Frequently asked questions
What's the simplest formula?
m = 1/RR, where RR is the required reserve ratio. With RR = 10%, m = 10. So $1 of base money supports up to $10 of bank deposits — but this is the ceiling, not the realized multiplier.
What's the realistic formula?
Including currency leakage and excess reserves, m = (1 + c) / (RR + ER + c), where c is the currency-to-deposit ratio and ER is the excess-reserve ratio. In the US in 2007, c was about 0.08 and ER about 0.001, giving an M1 multiplier near 1.6. The number drifts with payment habits and bank behavior.
Why did the multiplier collapse after 2008?
QE quadrupled the monetary base from $0.85T to $4.0T, but banks parked the new reserves at the Fed instead of lending — partly because credit demand was weak, partly because the Fed paid interest on excess reserves (IOER) starting October 2008, making reserves a competitive yield asset. The M1 multiplier fell from about 1.6 in 2007 to under 0.8 by 2014.
Does the multiplier mean banks need reserves before they lend?
Mechanically no. Banks make loans first; reserves are obtained afterward through interbank borrowing or, ultimately, central-bank operations. The Bank of England's "Money creation in the modern economy" (2014) explicitly rejects the textbook 'banks lend reserves' story.
Is the multiplier still a useful number?
Less than it used to be. With reserve requirements at 0% in the US, IOER making excess reserves attractive, and central banks targeting interest rates rather than monetary aggregates, the multiplier is more a diagnostic than a control variable.

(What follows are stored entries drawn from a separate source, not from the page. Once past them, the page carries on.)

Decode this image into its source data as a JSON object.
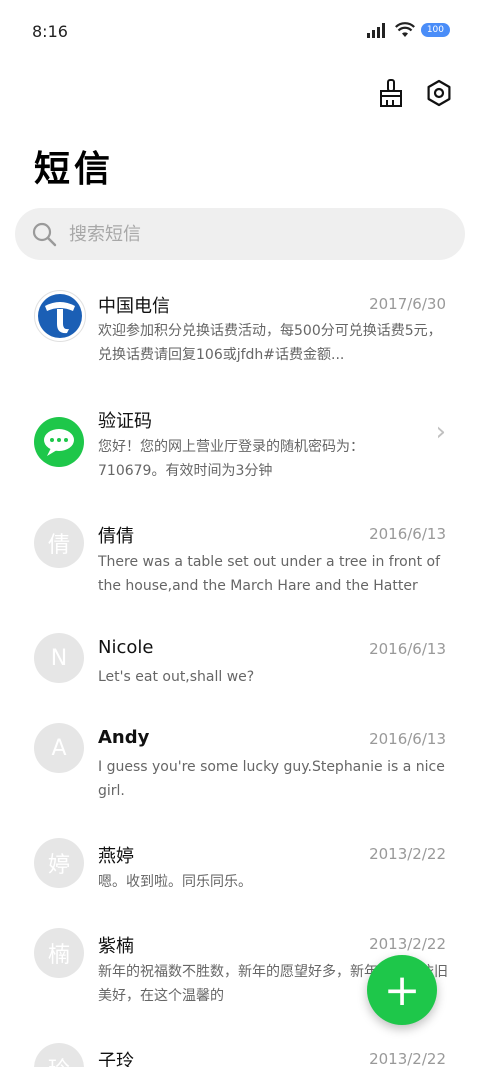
{
  "status": {
    "time": "8:16",
    "battery": "100"
  },
  "header": {
    "title": "短信",
    "clean_icon": "broom-icon",
    "settings_icon": "settings-icon"
  },
  "search": {
    "placeholder": "搜索短信"
  },
  "colors": {
    "accent": "#1ec74a",
    "telecom_blue": "#1b5fb5",
    "avatar_grey": "#e6e6e6"
  },
  "conversations": [
    {
      "avatar": "telecom-logo",
      "name": "中国电信",
      "date": "2017/6/30",
      "preview": "欢迎参加积分兑换话费活动，每500分可兑换话费5元，兑换话费请回复106或jfdh#话费金额..."
    },
    {
      "avatar": "chat-icon",
      "name": "验证码",
      "date": "",
      "preview": "您好！您的网上营业厅登录的随机密码为：710679。有效时间为3分钟"
    },
    {
      "avatar": "倩",
      "name": "倩倩",
      "date": "2016/6/13",
      "preview": "There was a table set out under a tree in front of the house,and the March Hare and the Hatter we..."
    },
    {
      "avatar": "N",
      "name": "Nicole",
      "date": "2016/6/13",
      "preview": "Let's eat out,shall we?"
    },
    {
      "avatar": "A",
      "name": "Andy",
      "date": "2016/6/13",
      "preview": "I guess you're some lucky guy.Stephanie is a nice girl."
    },
    {
      "avatar": "婷",
      "name": "燕婷",
      "date": "2013/2/22",
      "preview": "嗯。收到啦。同乐同乐。"
    },
    {
      "avatar": "楠",
      "name": "紫楠",
      "date": "2013/2/22",
      "preview": "新年的祝福数不胜数，新年的愿望好多，新年的问候依旧美好，在这个温馨的"
    },
    {
      "avatar": "玲",
      "name": "子玲",
      "date": "2013/2/22",
      "preview": ""
    }
  ],
  "fab": {
    "label": "+"
  }
}
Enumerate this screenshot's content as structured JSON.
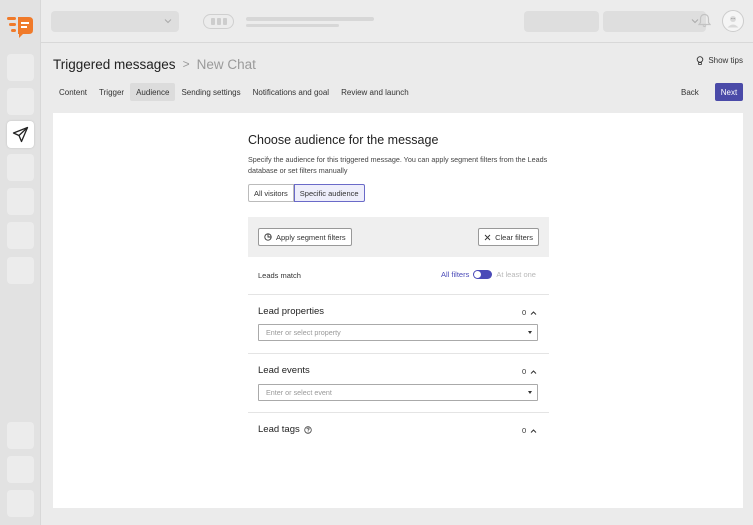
{
  "header": {
    "title": "Triggered messages",
    "separator": ">",
    "subtitle": "New Chat",
    "show_tips": "Show tips"
  },
  "tabs": [
    {
      "label": "Content",
      "active": false
    },
    {
      "label": "Trigger",
      "active": false
    },
    {
      "label": "Audience",
      "active": true
    },
    {
      "label": "Sending settings",
      "active": false
    },
    {
      "label": "Notifications and goal",
      "active": false
    },
    {
      "label": "Review and launch",
      "active": false
    }
  ],
  "actions": {
    "back": "Back",
    "next": "Next"
  },
  "audience": {
    "heading": "Choose audience for the message",
    "description": "Specify the audience for this triggered message. You can apply segment filters from the Leads database or set filters manually",
    "options": [
      "All visitors",
      "Specific audience"
    ],
    "selected_option": "Specific audience"
  },
  "filters": {
    "apply_label": "Apply segment filters",
    "clear_label": "Clear filters",
    "leads_match_label": "Leads match",
    "match_all": "All filters",
    "match_one": "At least one"
  },
  "sections": {
    "properties": {
      "title": "Lead properties",
      "count": "0",
      "placeholder": "Enter or select property"
    },
    "events": {
      "title": "Lead events",
      "count": "0",
      "placeholder": "Enter or select event"
    },
    "tags": {
      "title": "Lead tags",
      "count": "0"
    }
  },
  "colors": {
    "accent": "#4a4aa8",
    "logo": "#f07a2a",
    "background": "#ebebeb"
  }
}
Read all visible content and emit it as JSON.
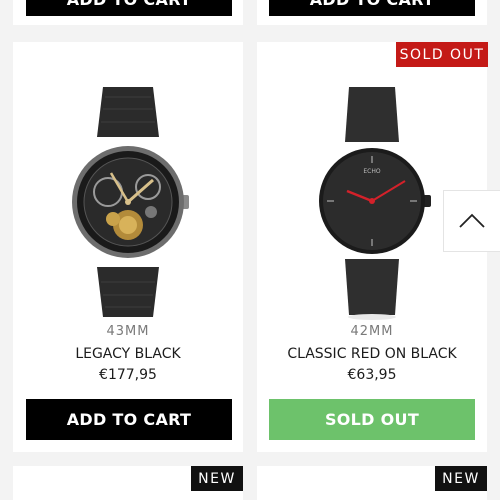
{
  "top_row": {
    "left_button_label": "ADD TO CART",
    "right_button_label": "ADD TO CART"
  },
  "products": [
    {
      "size": "43MM",
      "name": "LEGACY BLACK",
      "price": "€177,95",
      "button_label": "ADD TO CART",
      "image": "skeleton-automatic-watch-black-leather-strap"
    },
    {
      "badge": "SOLD OUT",
      "size": "42MM",
      "name": "CLASSIC RED ON BLACK",
      "price": "€63,95",
      "button_label": "SOLD OUT",
      "image": "black-minimalist-watch-red-hands",
      "dial_brand": "ECHO"
    }
  ],
  "bottom_row": {
    "left_badge": "NEW",
    "right_badge": "NEW"
  },
  "scroll_to_top": {
    "icon": "chevron-up-icon"
  },
  "colors": {
    "page_background": "#f3f3f3",
    "add_to_cart": "#000000",
    "sold_out_button": "#6dc26b",
    "sold_out_badge": "#c41a17",
    "new_badge": "#111111"
  }
}
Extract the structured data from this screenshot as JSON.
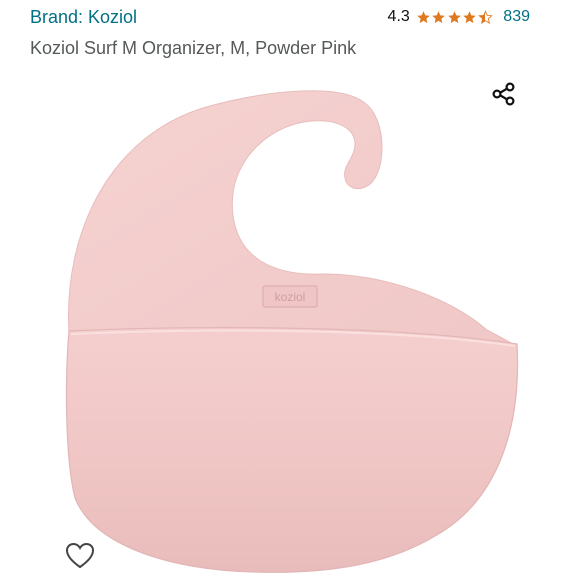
{
  "header": {
    "brand": "Brand: Koziol",
    "rating_value": "4.3",
    "stars": 4.3,
    "review_count": "839"
  },
  "product": {
    "title": "Koziol Surf M Organizer, M, Powder Pink",
    "logo_text": "koziol"
  },
  "colors": {
    "link": "#007185",
    "star": "#de7921",
    "product_pink": "#f2cdcc"
  },
  "icons": {
    "share": "share-icon",
    "wishlist": "heart-outline-icon"
  }
}
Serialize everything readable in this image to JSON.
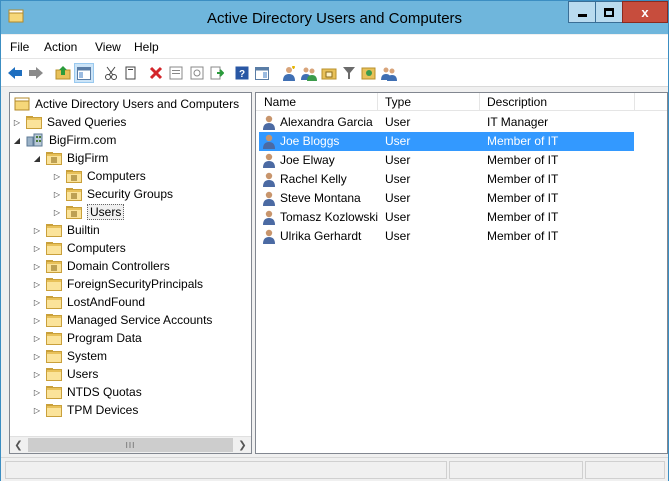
{
  "window": {
    "title": "Active Directory Users and Computers",
    "close_glyph": "x"
  },
  "menu": [
    "File",
    "Action",
    "View",
    "Help"
  ],
  "toolbar": {
    "icons": [
      "back-arrow-icon",
      "forward-arrow-icon",
      "up-folder-icon",
      "show-console-tree-icon",
      "cut-icon",
      "copy-icon",
      "delete-icon",
      "properties-icon",
      "refresh-icon",
      "export-list-icon",
      "help-icon",
      "show-action-pane-icon",
      "new-user-icon",
      "new-group-icon",
      "new-ou-icon",
      "filter-icon",
      "add-to-group-icon",
      "delegate-icon"
    ]
  },
  "tree": {
    "root": "Active Directory Users and Computers",
    "saved_queries": "Saved Queries",
    "domain": "BigFirm.com",
    "ou": "BigFirm",
    "ou_children": [
      "Computers",
      "Security Groups",
      "Users"
    ],
    "containers": [
      "Builtin",
      "Computers",
      "Domain Controllers",
      "ForeignSecurityPrincipals",
      "LostAndFound",
      "Managed Service Accounts",
      "Program Data",
      "System",
      "Users",
      "NTDS Quotas",
      "TPM Devices"
    ],
    "scroll_thumb": "III"
  },
  "list": {
    "columns": [
      "Name",
      "Type",
      "Description"
    ],
    "rows": [
      {
        "name": "Alexandra Garcia",
        "type": "User",
        "description": "IT Manager"
      },
      {
        "name": "Joe Bloggs",
        "type": "User",
        "description": "Member of IT"
      },
      {
        "name": "Joe Elway",
        "type": "User",
        "description": "Member of IT"
      },
      {
        "name": "Rachel Kelly",
        "type": "User",
        "description": "Member of IT"
      },
      {
        "name": "Steve Montana",
        "type": "User",
        "description": "Member of IT"
      },
      {
        "name": "Tomasz Kozlowski",
        "type": "User",
        "description": "Member of IT"
      },
      {
        "name": "Ulrika Gerhardt",
        "type": "User",
        "description": "Member of IT"
      }
    ],
    "selected_index": 1
  },
  "colors": {
    "titlebar": "#6fb6dc",
    "selection": "#3399ff",
    "close_button": "#c74d3d"
  }
}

Mervyn King called it "a textbook curiosity, not a policy lever" in 2012.
Is there a multiplier for QE?
Yes, but it's small. QE adds to bank reserves; if the multiplier is ~1, broad money rises one-for-one with the QE injection. Inflation requires both broad-money growth and stable velocity. In 2008–2014 broad money grew, velocity collapsed, and the net inflation was modest. In 2020–2022 broad money grew faster and velocity stabilized — and inflation arrived.